Repository files navigation

CI Clojars Project

sklearn-clj

This library gives easy access in Clojure to all estimators and models from python scikit-learn, using internally libpython-clj.

It uses a tech.ml.dataset for input and output and converts this data structures to and from python as needed. This "should" be zero copy now.

As all estimators and models in sklearn uses the same interface, it works for all estimators.

A opinionated tutorial is here

Usage

Setup libpython-clj including sklearn.

If you need to call py/initialize! as part of your libpython-clj setup, this needs to happen before require the other namesspaces.

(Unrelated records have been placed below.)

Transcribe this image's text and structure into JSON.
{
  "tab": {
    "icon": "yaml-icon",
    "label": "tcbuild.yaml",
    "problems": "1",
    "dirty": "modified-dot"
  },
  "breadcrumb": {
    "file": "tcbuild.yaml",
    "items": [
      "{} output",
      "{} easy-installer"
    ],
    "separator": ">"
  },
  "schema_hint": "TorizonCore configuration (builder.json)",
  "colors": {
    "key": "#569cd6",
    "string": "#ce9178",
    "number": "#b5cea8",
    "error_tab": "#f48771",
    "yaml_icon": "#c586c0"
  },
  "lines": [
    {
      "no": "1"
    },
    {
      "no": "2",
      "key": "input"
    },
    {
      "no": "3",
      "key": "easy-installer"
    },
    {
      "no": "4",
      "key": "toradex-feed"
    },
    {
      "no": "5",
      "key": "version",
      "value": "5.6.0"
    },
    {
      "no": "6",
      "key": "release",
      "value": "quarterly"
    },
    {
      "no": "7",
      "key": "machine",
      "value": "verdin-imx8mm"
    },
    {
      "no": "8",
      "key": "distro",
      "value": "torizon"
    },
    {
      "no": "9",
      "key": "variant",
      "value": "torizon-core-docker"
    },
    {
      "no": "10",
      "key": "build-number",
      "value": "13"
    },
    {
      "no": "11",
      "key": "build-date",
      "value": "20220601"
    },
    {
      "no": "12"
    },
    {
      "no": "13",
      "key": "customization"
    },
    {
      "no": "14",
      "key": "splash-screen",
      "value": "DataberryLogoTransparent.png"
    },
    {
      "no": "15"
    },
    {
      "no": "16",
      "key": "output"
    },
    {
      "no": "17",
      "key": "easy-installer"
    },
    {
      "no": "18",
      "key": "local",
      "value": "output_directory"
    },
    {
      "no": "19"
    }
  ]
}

This can be done easely by adding a user.clj file which contains the call to py/initialize!

See here https://github.com/clj-python/libpython-clj#usage for more information how to setup libpython-clj.

 
  (require
   '[libpython-clj2.python :refer [py.-]]
   '[tech.v3.dataset :as ds]
   '[tech.v3.dataset.modelling :as ds-mod]
   '[scicloj.sklearn-clj :refer :all]
   )

;; example train and test dataset 

  (def train-ds
    (-> (ds/->dataset {:x1 [1 1 2 2]
                  :x2 [1 2 2 3]
                  :y  [6 8 9 11]})
     (ds-mod/set-inference-target :y)))

  (def test-ds
    (->
     (ds/->dataset {:x1 [3]
                  :x2 [5]
                  :y  [0]})
     (ds-mod/set-inference-target :y)))

;; fit a liner expression model from sklearn, class sklearn.linear_model.LinearRegression
 
  (def lin-reg
    (fit train-ds :sklearn.linear-model :linear-regression ))

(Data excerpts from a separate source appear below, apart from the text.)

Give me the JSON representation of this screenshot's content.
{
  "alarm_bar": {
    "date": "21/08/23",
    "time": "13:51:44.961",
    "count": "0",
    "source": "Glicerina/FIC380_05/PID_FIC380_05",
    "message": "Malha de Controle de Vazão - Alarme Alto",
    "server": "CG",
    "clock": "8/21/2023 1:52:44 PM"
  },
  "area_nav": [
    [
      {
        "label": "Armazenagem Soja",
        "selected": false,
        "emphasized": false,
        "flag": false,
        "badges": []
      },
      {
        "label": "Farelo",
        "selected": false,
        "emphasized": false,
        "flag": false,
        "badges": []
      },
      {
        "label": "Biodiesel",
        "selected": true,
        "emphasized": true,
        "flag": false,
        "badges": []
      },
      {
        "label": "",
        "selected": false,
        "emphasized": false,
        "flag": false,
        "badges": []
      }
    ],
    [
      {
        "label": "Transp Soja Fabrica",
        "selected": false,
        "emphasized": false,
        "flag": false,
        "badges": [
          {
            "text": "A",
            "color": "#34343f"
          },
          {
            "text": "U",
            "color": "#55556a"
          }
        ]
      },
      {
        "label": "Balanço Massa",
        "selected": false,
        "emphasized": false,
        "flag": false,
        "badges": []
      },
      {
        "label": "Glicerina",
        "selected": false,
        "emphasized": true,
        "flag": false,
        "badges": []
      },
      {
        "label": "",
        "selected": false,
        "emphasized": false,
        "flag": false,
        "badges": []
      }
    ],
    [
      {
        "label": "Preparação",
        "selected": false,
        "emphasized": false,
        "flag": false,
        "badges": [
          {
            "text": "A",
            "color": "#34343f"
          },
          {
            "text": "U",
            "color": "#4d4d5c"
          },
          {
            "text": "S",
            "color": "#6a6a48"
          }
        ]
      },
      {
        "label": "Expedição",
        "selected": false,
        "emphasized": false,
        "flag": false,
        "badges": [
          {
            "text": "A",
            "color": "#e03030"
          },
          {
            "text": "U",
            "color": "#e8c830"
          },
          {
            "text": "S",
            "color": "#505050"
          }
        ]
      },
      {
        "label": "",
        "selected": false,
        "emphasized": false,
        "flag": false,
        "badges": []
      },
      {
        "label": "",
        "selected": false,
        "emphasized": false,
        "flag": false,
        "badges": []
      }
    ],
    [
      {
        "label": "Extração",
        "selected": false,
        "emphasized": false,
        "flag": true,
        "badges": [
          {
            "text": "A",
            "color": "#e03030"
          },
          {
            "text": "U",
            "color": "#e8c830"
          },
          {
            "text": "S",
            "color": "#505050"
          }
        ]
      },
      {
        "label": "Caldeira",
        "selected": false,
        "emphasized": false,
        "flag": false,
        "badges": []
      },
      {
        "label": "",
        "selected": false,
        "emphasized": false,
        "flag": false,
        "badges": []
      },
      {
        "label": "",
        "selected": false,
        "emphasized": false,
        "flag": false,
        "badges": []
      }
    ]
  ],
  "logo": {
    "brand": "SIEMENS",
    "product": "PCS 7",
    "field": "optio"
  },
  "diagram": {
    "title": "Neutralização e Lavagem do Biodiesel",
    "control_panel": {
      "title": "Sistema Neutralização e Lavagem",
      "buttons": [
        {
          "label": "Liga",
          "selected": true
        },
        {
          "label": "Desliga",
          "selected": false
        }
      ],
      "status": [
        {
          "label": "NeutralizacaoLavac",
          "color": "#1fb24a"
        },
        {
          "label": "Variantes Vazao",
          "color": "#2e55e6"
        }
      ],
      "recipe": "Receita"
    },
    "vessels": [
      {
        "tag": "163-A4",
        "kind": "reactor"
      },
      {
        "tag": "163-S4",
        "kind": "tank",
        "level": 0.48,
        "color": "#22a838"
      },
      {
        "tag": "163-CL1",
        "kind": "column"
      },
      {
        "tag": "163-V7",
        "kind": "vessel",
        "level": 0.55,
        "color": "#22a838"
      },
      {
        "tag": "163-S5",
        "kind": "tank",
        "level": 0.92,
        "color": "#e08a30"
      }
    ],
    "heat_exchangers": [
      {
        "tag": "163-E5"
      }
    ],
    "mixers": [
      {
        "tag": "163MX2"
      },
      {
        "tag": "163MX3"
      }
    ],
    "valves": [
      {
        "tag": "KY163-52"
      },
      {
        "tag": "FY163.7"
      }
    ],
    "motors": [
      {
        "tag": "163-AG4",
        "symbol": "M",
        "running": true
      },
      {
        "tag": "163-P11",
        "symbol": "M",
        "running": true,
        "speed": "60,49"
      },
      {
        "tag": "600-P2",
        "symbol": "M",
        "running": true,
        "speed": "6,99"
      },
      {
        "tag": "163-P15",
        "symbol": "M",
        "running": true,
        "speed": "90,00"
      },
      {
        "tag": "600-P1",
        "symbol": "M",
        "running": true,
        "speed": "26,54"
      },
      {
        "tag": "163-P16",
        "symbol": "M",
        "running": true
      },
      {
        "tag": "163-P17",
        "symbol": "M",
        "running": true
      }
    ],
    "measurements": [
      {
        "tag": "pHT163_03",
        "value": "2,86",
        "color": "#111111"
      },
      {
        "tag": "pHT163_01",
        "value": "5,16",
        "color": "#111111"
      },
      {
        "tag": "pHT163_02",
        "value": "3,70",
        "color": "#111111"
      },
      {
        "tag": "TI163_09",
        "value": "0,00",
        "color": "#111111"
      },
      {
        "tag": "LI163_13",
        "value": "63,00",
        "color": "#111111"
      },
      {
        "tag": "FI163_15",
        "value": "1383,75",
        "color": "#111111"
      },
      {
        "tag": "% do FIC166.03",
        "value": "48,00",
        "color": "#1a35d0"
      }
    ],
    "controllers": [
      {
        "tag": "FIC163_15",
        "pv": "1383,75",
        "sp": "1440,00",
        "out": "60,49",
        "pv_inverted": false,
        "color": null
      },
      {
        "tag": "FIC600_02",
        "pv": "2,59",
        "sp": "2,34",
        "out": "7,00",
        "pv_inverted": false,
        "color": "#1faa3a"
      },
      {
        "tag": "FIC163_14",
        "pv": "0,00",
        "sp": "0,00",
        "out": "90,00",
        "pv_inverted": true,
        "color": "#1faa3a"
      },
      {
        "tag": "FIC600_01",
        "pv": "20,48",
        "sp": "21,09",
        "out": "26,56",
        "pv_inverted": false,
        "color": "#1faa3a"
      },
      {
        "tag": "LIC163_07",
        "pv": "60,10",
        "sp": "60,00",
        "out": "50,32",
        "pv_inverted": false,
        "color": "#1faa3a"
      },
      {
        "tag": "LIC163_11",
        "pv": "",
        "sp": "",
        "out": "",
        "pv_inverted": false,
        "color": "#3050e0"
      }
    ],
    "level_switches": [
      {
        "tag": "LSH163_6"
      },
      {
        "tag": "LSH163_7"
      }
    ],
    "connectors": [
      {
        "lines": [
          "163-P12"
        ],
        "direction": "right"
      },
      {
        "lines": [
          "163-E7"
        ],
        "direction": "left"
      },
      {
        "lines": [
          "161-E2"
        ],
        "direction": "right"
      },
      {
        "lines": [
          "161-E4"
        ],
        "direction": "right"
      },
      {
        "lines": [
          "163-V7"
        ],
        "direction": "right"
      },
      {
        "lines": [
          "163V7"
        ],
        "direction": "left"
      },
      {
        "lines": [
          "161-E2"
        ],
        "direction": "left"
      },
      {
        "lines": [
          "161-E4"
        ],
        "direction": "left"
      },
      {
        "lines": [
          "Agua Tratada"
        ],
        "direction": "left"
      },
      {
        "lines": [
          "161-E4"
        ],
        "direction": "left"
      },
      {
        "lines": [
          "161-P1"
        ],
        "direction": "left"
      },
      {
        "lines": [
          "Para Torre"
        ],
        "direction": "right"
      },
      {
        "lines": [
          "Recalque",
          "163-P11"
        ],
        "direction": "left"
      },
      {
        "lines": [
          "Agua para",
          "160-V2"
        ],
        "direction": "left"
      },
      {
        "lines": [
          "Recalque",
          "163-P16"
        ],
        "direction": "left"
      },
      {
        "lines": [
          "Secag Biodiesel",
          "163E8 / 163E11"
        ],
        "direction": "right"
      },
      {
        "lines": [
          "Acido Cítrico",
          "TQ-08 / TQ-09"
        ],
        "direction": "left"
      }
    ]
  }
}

;; Call predict with new data on the estimator
  (predict test-ds lin-reg {})
  ;; => _unnamed [1 3]:
  ;;    | :x1 | :x2 |   :y |
  ;;    |-----|-----|------|
  ;;    |   3 |   5 | 16.0 |

;; use an other estimator, this time: sklearn.preprocessing.StandardScaler
  (def data
    (ds/->dataset {:x1 [0 0 1 1]
                 :x2 [0 0 1 1]}))
                 
;; fit the scaler on data                 
  (def scaler
    (fit data :sklearn.preprocessing :standard-scaler))

  (py.- scaler mean_)
  ;; => [0.5 0.5]
  ;;
  
;; apply the scaling on new data  
  (transform (ds/->dataset {:x1 [2] :x2 [2]})  scaler)
  ;; => :_unnamed [1 2]:
  ;;    | :x1 | :x2 |
  ;;    |-----|-----|
  ;;    | 3.0 | 3.0 |

The library provides as well an adaptor to the scicloj metamorph library, in order to use the estimators inside a metamorph pipeline.

(require '[scicloj.sklearn-clj.metamorph :as sklearn-mm])

;; adding this as a pipeline operation somewhere in the pipeline
;; The estimate functon will do the right thing, depending on the :metamorph/mode   key being
;; :fit or :transform  , namely calling "fit" on :fit  and "predict" on :transform
(sklearn-mm/estimate :sklearn.linear-model :linear-regression {})

Alternatively the models can be integrated in tech.ml / scicloj.ml

(require '[scicloj.sklearn-clj.ml]) ;; registers all models
(require '[scicloj.ml.core :as ml]
         '[scicloj.ml.metamorph :as mm]
         '[scicloj.ml.dataset :as ds]
         '[libpython-clj2.python :refer [py. py.-]])

(def iris
  (->
   (ds/dataset
    "https://raw.githubusercontent.com/scicloj/metamorph.ml/main/test/data/iris.csv" {:key-fn keyword})))


(def pipe-fn   
 (ml/pipeline
  (mm/set-inference-target :species)
  (mm/categorical->number [:species])
  {:metamorph/id :model}
  (mm/model {:model-type :sklearn.classification/logistic-regression})))

(def trained-ctx (ml/fit-pipe iris pipe-fn))

(def model-object
  (-> trained-ctx :model :model-data :model))


(py.- model-object coef_)
;; => [[ 0.53399346 -0.31779319 -0.20533681 -0.93955019]
;;     [-0.42332856  0.96165291 -2.51935878 -1.08617922]
;;     [-0.1106649  -0.64385972  2.72469559  2.02572941]]

All available models with their key, options and complete documentation are listed here:

https://scicloj.github.io/scicloj.ml-tutorials/userguide-sklearnclj.html

License

Copyright © 2021 Scicloj

Distributed under the Eclipse Public License either version 1.0 or (at your option) any later version.